My code did a binary search to find a start position and then generally only a few iterations to find some matches. I process the resutls from two equal-length vectors. I can represent it using the following tests:
-
zip_skip
zips two iterators and then skips a good portion followed by conditionally taking 100 elements -
skip_zip
uses skip on the individual iterators and then does the same -
slice_zip
slices the vectors before creating the iterators
#[bench]
fn zip_skip(b: &mut Bencher) {
let v: Vec<_> = (0..100_000).collect();
let t: Vec<_> = (0..100_000).collect();
b.iter(|| {
let s = v.iter().zip(t.iter()).skip(10000)
.take_while(|t| *t.0 < 10100)
.map(|(a, b)| *a + *b)
.sum::<u64>();
assert_eq!(s, 2009900);
});
}
#[bench]
fn skip_zip(b: &mut Bencher) {
let v: Vec<_> = (0..100_000).collect();
let t: Vec<_> = (0..100_000).collect();
b.iter(|| {
let s = v.iter().skip(10000).zip(t.iter().skip(10000))
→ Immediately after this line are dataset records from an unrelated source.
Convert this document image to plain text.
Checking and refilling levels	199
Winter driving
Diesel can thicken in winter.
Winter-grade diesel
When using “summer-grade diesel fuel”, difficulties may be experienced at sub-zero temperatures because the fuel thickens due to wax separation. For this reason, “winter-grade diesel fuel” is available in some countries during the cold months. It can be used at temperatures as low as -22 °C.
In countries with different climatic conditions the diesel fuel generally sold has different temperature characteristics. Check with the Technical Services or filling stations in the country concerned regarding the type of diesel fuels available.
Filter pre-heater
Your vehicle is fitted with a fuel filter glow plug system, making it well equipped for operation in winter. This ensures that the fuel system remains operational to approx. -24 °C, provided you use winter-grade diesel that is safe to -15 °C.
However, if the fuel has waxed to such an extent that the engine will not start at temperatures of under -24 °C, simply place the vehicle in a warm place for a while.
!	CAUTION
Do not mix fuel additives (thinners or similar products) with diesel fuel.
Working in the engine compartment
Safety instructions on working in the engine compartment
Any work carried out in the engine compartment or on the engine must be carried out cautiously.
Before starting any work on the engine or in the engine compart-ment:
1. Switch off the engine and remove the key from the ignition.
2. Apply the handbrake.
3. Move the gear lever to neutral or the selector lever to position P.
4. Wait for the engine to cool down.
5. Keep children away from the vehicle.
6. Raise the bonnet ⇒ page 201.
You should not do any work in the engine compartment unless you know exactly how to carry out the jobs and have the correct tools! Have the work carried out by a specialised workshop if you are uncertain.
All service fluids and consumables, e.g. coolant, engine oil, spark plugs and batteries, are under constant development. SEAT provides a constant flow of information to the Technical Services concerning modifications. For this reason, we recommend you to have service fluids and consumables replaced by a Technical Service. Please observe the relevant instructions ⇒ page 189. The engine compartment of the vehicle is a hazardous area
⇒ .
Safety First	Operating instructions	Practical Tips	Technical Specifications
.take_while(|t| *t.0 < 10100)
.map(|(a, b)| *a + *b)
.sum::<u64>();
assert_eq!(s, 2009900);
});
}
#[bench]
fn slice_zip(b: &mut Bencher) {
let v: Vec<_> = (0..100_000).collect();
let t: Vec<_> = (0..100_000).collect();
b.iter(|| {
let s = v[10_000..].iter().zip(t[10_000..].iter())
.take_while(|t| *t.0 < 10100)
.map(|(a, b)| *a + *b)
.sum::<u64>();
assert_eq!(s, 2009900);
});
}
Running this benchmark gives the following results:
running 3 tests
test tests::skip_zip ... bench: 127 ns/iter (+/- 15)
test tests::slice_zip ... bench: 59 ns/iter (+/- 2)
test tests::zip_skip ... bench: 5,059 ns/iter (+/- 330)
The summing in the main map
probably not contributing a lot means we benchmark mainly the costs of the iterator? There is a huge difference in the zip_skip
approach which to me is the one you would naturally write.
Does the skip on the zipped iterators indeed call next 10K times, while the iter().skip does the skip in a single step like the slice? Should I have known this?